The 55-year-old began to learn the craft when she was about 12, under the guidance of her mother Yang Xiuying. She remembers that the process, which begins with spinning thread, was rather difficult for a young girl to learn.

“I learned to weave a metre, and another metre, until I was able to produce a piece as long as my mother could make. I also went to the mountains to pick banlangen (indigo woad root, Isatis indigotica), an essential ingredient in preparing the dye for the cloth,” she says.

The finished dye is made using water from boiled cowhide, and egg whites. The cloth is wrung, scrubbed and pounded, before it is turned into traditional Dong garments — dark indigo outfits with a colourful flower trim for the women, plain for the men.

In Dong villages, a mother traditionally gives liangbu as a wedding gift to her daughter, and when the daughter later gives birth, the grandmother usually gifts her a woven patterned baby carrier.

After Yang Shenghua married, she had less and less time for weaving. Then, one day, an architect changed everything.

Jenny Chou visited Dali Dong village for the first time in the autumn of 2015 on a business trip. She happened to see villagers harvesting indigo and soaking it in vats to make dye.

Inspired, she went on to found the Dousa Women’s Cooperative, which allows the women of Dali Dong village to not only continue the traditional craft, but also to experiment.

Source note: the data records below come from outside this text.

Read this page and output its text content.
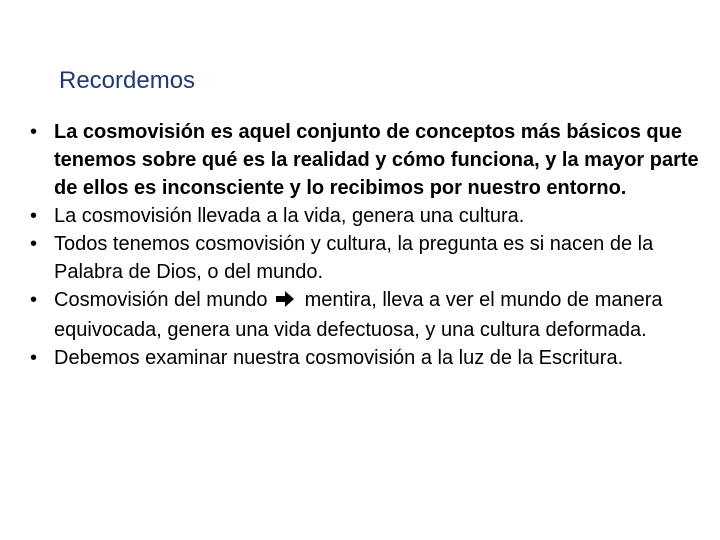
Recordemos
• La cosmovisión es aquel conjunto de conceptos más básicos que tenemos sobre qué es la realidad y cómo funciona, y la mayor parte de ellos es inconsciente y lo recibimos por nuestro entorno.
• La cosmovisión llevada a la vida, genera una cultura.
• Todos tenemos cosmovisión y cultura, la pregunta es si nacen de la Palabra de Dios, o del mundo.
• Cosmovisión del mundo mentira, lleva a ver el mundo de manera equivocada, genera una vida defectuosa, y una cultura deformada.
• Debemos examinar nuestra cosmovisión a la luz de la Escritura.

“I’ve never felt that the traditional and the modern are opposed. What is modern today will someday become a part of tradition,” Chou says.

Yang Shenghua was among those who signed up for the courses at the cooperative, which she says allowed her to once again experience the joy of making cloth.

“The craft was passed on from my grandmother to my mother, and then to me. It used to be something that I was told to do.... Now it is something I like doing, because it is part of our tradition and culture.”